6 February 2024 |
A new article by U.S. Catholic discusses the increasing relevance of the Sabbath concept in contemporary society, as highlighted by a new two-part documentary streaming on pbs.org titled “Sabbath.” It emphasizes the historical significance of the Sabbath, originating from ancient Judaism. It then describes how the Sabbath evolved into a complex set of laws governing weekly observance dedicated to prayer and religious practices, aiming to set aside the pressures of production and performance to embrace spiritual rest.
Karl Marx and Frederick Engels’ 1848 critique of capitalism’s disruption of social conditions and traditions, including the public observance of a Sabbath day of rest, is mentioned as a precursor to the modern challenges addressed by the documentary. The film showcases various manifestations of Sabbath observance, primarily within the Jewish tradition but also in Christianity, which adapted the Sabbath to Sunday in line with the day of Christ’s resurrection. It highlights the enduring practice of Sabbath across different faiths and cultures, mentioning Adventists, and describing rigorous observance by Puritans in America and current laws in Bergen County, New Jersey, that mandate Sunday closures.

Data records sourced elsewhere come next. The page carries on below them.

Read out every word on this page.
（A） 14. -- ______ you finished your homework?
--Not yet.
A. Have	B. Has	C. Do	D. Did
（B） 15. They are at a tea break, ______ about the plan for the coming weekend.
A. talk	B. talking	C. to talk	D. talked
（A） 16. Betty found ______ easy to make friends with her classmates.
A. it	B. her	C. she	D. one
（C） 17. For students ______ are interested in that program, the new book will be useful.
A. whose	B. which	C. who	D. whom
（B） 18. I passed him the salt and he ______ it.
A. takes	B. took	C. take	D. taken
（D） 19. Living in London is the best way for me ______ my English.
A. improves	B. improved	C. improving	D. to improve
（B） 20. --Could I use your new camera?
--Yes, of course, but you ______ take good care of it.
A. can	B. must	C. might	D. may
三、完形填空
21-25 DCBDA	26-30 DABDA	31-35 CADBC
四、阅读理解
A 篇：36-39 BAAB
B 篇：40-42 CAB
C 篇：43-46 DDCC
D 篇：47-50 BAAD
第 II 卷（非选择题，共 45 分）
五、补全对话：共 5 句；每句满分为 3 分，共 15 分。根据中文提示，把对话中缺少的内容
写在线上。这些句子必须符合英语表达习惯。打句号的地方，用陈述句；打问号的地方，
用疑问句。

The documentary and the article suggest that the Sabbath offers a counterbalance to the relentless demands of work, social media, and consumerism, proposing a communal approach to rest that has implications for creating a just and sustainable social order. It underscores the Sabbath’s revolutionary origins as the first labor-protection law and its potential role in contemporary labor advocacy, including the push for a four-day workweek.
The article concludes with reflections on the challenges of maintaining Sabbath observance amid modern pressures but suggests a growing recognition of its value for societal well-being. It acknowledges its spiritual value, but asks the question “Should it be a social policy?”